Utilizing first-principle calculations, this study elucidated the underlying mechanism of elastic strains affecting the Li-ion diffusivity and conductivity in Li3OCl anti-perovskite solid-state electrolyte. Strain was shown to modulate the Li-ion vibrational amplitude, attempt frequency and adjacent site jumps, as revealed by ab initio molecular dynamics (AIMD) simulation post-processing. Additionally, analysis of lattice dynamics and phonon behavior under various strain conditions demonstrated that tensile strains soften the lattice and lower the phonon band center frequency, thereby diminishing the energy barriers impeding ion transport.

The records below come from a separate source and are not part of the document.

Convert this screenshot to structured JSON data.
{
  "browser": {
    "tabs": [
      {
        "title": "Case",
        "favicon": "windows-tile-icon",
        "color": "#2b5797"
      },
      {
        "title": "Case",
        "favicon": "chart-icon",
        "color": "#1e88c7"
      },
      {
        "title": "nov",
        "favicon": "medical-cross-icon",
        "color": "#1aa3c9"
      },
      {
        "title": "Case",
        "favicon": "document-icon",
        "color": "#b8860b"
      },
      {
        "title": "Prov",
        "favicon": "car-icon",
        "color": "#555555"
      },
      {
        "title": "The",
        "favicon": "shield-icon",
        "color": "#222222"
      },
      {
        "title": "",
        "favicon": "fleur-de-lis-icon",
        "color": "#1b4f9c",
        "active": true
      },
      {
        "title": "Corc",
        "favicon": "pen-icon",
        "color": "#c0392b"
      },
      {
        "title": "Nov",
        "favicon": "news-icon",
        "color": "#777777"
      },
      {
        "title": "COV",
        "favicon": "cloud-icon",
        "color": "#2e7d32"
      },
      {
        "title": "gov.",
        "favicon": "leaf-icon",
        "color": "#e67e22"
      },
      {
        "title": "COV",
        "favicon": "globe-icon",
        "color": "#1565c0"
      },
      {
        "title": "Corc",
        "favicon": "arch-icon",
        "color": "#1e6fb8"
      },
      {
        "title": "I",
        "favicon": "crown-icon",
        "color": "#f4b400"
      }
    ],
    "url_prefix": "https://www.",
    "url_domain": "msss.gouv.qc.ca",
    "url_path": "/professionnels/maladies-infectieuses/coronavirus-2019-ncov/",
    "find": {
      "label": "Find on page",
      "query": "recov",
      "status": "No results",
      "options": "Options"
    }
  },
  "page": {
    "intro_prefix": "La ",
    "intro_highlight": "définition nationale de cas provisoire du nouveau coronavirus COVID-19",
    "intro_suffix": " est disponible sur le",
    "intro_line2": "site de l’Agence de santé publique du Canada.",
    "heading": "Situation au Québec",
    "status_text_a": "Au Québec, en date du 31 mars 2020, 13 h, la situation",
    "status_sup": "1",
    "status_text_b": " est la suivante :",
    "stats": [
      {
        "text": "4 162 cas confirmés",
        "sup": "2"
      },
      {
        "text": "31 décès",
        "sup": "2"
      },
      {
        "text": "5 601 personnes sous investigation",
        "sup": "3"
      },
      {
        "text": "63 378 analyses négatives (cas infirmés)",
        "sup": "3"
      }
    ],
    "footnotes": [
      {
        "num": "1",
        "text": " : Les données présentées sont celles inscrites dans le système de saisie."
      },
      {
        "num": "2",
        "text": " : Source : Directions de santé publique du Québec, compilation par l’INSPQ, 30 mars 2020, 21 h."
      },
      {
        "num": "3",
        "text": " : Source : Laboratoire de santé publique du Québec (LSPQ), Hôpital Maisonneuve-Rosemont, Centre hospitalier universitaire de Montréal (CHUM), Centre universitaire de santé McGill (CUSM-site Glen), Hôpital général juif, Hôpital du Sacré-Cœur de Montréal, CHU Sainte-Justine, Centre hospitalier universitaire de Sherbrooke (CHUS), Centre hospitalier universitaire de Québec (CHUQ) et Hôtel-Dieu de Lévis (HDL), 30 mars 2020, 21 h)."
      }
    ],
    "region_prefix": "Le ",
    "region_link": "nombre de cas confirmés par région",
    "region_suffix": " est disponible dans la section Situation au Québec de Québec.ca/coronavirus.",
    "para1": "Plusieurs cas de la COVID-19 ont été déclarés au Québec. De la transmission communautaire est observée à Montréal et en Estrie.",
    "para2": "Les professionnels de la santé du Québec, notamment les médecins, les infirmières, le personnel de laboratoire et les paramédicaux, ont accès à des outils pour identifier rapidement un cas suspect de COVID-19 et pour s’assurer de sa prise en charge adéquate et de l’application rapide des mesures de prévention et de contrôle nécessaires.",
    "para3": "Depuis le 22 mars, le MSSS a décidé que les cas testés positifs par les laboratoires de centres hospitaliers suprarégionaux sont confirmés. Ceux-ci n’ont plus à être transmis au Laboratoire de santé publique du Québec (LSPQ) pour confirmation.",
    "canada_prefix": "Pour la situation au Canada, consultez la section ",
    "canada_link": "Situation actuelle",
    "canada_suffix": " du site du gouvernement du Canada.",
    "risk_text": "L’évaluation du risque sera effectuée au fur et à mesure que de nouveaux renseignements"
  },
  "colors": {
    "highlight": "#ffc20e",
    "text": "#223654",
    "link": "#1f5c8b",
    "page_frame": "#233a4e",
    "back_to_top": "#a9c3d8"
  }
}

Further, we have systematically investigated strain-induced distortions of the coordination environment via continuous symmetry measures (CSM), assessing the variations at initial and saddle sites along the Li-ion migration routes. And the study of bonding variability under strain provided a deeper understanding of strain-induced conducting behavior. These results underscore insights into the fundamental mechanisms governing ionic transport in Li3OCl anti-perovskite under elastic strain, highlighting the potential of strain engineering as a promising avenue for optimizing the performance of solid-state electrolytes in energy storage applications.